Finite Suprema Set and Lower Closure is Smallest Ideal
Theorem
Let $L = \struct {S, \vee, \preceq}$ be a join semilattice.
Let $X$ be a subset of $S$.
Then $X \subseteq \map {\operatorname {finsups} } X^\preceq$ and
- for every ideal $I$ in $L$: $X \subseteq I \implies \map {\operatorname {finsups} } X^\preceq \subseteq I$
where
- $\map {\operatorname {finsups} } X$ denotes the finite suprema set of $X$,
- $X^\preceq$ denotes the lower closure of $X$.
Proof
By Set is Subset of Finite Suprema Set:
- $X \subseteq \map {\operatorname {finsups} } X$
By Lower Closure of Subset is Subset of Lower Closure:
- $X^\preceq \subseteq \map {\operatorname {finsups} } X^\preceq$
By Set is Subset of Lower Closure:
- $X \subseteq X^\preceq$
Thus by Subset Relation is Transitive:
- $X \subseteq \map {\operatorname {finsups} } X^\preceq$
Let $I$ be a ideal in $L$ such that
- $X \subseteq I$
Let $x \in \map {\operatorname {finsups} } X^\preceq$
By definition of lower closure of subset:
- $\exists y \in \map {\operatorname {finsups} } X: x \preceq y$
By definition of finite suprema set:
- $\exists A \in \map {\operatorname {Fin} } X: y = \sup A \land A$ admits a supremum
where $\map {\operatorname {Fin} } X$ denotes the set of all finite subsets of $S$.
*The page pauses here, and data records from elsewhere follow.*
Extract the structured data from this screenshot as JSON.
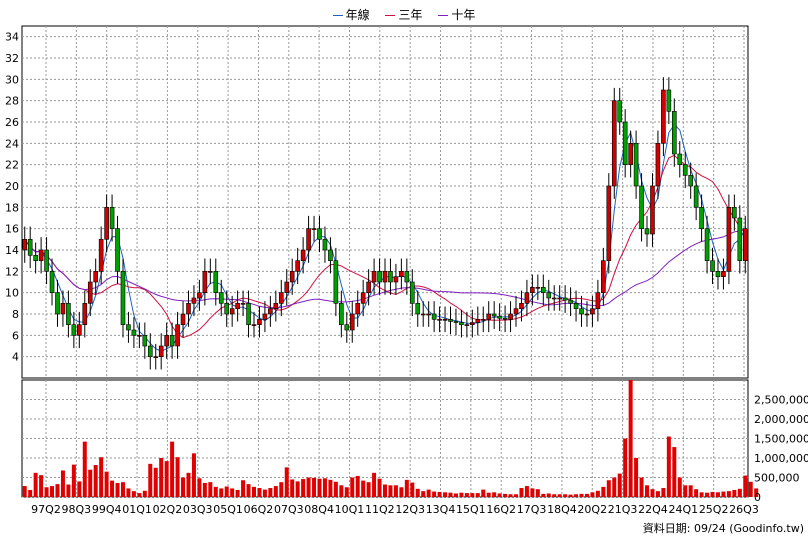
{
  "legend": [
    {
      "label": "年線",
      "color": "#2060c0"
    },
    {
      "label": "三年",
      "color": "#d01040"
    },
    {
      "label": "十年",
      "color": "#8020c0"
    }
  ],
  "footer": "資料日期: 09/24  (Goodinfo.tw)",
  "chart_data": [
    {
      "type": "candlestick",
      "title": "",
      "ylim": [
        2,
        35
      ],
      "yticks": [
        4,
        6,
        8,
        10,
        12,
        14,
        16,
        18,
        20,
        22,
        24,
        26,
        28,
        30,
        32,
        34
      ],
      "grid": true,
      "legend_position": "top-center",
      "x_tick_labels": [
        "97Q2",
        "98Q3",
        "99Q4",
        "01Q1",
        "02Q2",
        "03Q3",
        "05Q1",
        "06Q2",
        "07Q3",
        "08Q4",
        "10Q1",
        "11Q2",
        "12Q3",
        "13Q4",
        "15Q1",
        "16Q2",
        "17Q3",
        "18Q4",
        "20Q2",
        "21Q3",
        "22Q4",
        "24Q1",
        "25Q2",
        "26Q3"
      ],
      "closes": [
        15,
        13.5,
        13,
        14,
        12,
        10,
        8,
        9,
        7,
        6,
        7,
        9,
        11,
        12,
        15,
        18,
        16,
        12,
        7,
        6.5,
        6,
        6,
        5,
        4,
        4,
        5,
        6,
        5,
        7,
        8,
        9,
        9.5,
        10,
        12,
        12,
        10,
        9,
        8,
        8.5,
        9,
        9,
        7,
        7,
        7.5,
        8,
        8.5,
        9,
        10,
        11,
        12,
        13,
        14,
        16,
        16,
        15,
        14,
        13,
        9,
        7,
        6.5,
        8,
        9,
        10,
        11,
        12,
        11,
        12,
        11,
        11.5,
        12,
        11,
        9,
        8,
        8,
        8,
        7.5,
        7.5,
        7.5,
        7.3,
        7.2,
        7,
        7,
        7.2,
        7.5,
        7.5,
        8,
        7.8,
        7.6,
        7.5,
        8,
        8.5,
        9,
        10,
        10.5,
        10.5,
        10,
        9.5,
        9.5,
        9.5,
        9.3,
        9,
        8.5,
        8,
        8,
        8.5,
        10,
        13,
        20,
        28,
        26,
        22,
        24,
        20,
        16,
        15.5,
        20,
        24,
        29,
        27,
        23,
        22,
        21,
        20,
        18,
        16,
        13,
        12,
        11.5,
        12,
        18,
        17,
        13,
        16
      ],
      "opens": [
        14,
        15,
        13.5,
        13,
        14,
        12,
        10,
        8,
        9,
        7,
        6,
        7,
        9,
        11,
        12,
        15,
        18,
        16,
        12,
        7,
        6.5,
        6,
        6,
        5,
        4,
        4,
        5,
        6,
        5,
        7,
        8,
        9,
        9.5,
        10,
        12,
        12,
        10,
        9,
        8,
        8.5,
        9,
        9,
        7,
        7,
        7.5,
        8,
        8.5,
        9,
        10,
        11,
        12,
        13,
        14,
        16,
        16,
        15,
        14,
        13,
        9,
        7,
        6.5,
        8,
        9,
        10,
        11,
        12,
        11,
        12,
        11,
        11.5,
        12,
        11,
        9,
        8,
        8,
        8,
        7.5,
        7.5,
        7.5,
        7.3,
        7.2,
        7,
        7,
        7.2,
        7.5,
        7.5,
        8,
        7.8,
        7.6,
        7.5,
        8,
        8.5,
        9,
        10,
        10.5,
        10.5,
        10,
        9.5,
        9.5,
        9.5,
        9.3,
        9,
        8.5,
        8,
        8,
        8.5,
        10,
        13,
        20,
        28,
        26,
        22,
        24,
        20,
        16,
        15.5,
        20,
        24,
        29,
        27,
        23,
        22,
        21,
        20,
        18,
        16,
        13,
        12,
        11.5,
        12,
        18,
        17,
        13
      ],
      "series_names": [
        "年線",
        "三年",
        "十年"
      ]
    },
    {
      "type": "bar",
      "ylim": [
        0,
        3000000
      ],
      "yticks": [
        0,
        500000,
        1000000,
        1500000,
        2000000,
        2500000
      ],
      "ytick_labels": [
        "0",
        "500,000",
        "1,000,000",
        "1,500,000",
        "2,000,000",
        "2,500,000"
      ],
      "volumes": [
        280000,
        180000,
        620000,
        560000,
        250000,
        280000,
        330000,
        680000,
        320000,
        830000,
        400000,
        1420000,
        700000,
        820000,
        1020000,
        650000,
        420000,
        360000,
        380000,
        220000,
        150000,
        100000,
        160000,
        850000,
        750000,
        1000000,
        920000,
        1420000,
        1020000,
        500000,
        620000,
        1120000,
        480000,
        360000,
        380000,
        260000,
        220000,
        270000,
        220000,
        180000,
        430000,
        330000,
        260000,
        230000,
        190000,
        230000,
        280000,
        380000,
        760000,
        450000,
        400000,
        460000,
        500000,
        490000,
        470000,
        480000,
        440000,
        390000,
        300000,
        250000,
        500000,
        540000,
        420000,
        380000,
        620000,
        470000,
        320000,
        300000,
        300000,
        250000,
        440000,
        370000,
        210000,
        150000,
        190000,
        140000,
        130000,
        120000,
        110000,
        90000,
        110000,
        100000,
        100000,
        100000,
        190000,
        110000,
        120000,
        90000,
        80000,
        70000,
        70000,
        230000,
        280000,
        220000,
        200000,
        80000,
        90000,
        70000,
        70000,
        70000,
        60000,
        70000,
        80000,
        80000,
        120000,
        160000,
        260000,
        430000,
        500000,
        600000,
        1500000,
        3000000,
        1000000,
        500000,
        300000,
        200000,
        150000,
        230000,
        1550000,
        1280000,
        500000,
        300000,
        300000,
        200000,
        120000,
        110000,
        130000,
        120000,
        140000,
        150000,
        180000,
        210000,
        550000,
        390000,
        220000
      ]
    }
  ]
}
By Subset Relation is Transitive:
- $A \subseteq I$
By Directed in Join Semilattice with Finite Suprema:
- $A \ne \O \implies \sup A \in I$
By Supremum of Empty Set is Smallest Element and Bottom in Ideal:
- $A = \O \implies \sup A = \bot \in I$
where $\bot$ denotes the smallest element of $S$.
So
- $y \in I$
Thus by definition of lower section:
- $x \in I$
$\blacksquare$
Sources
- Mizar article WAYBEL_0:61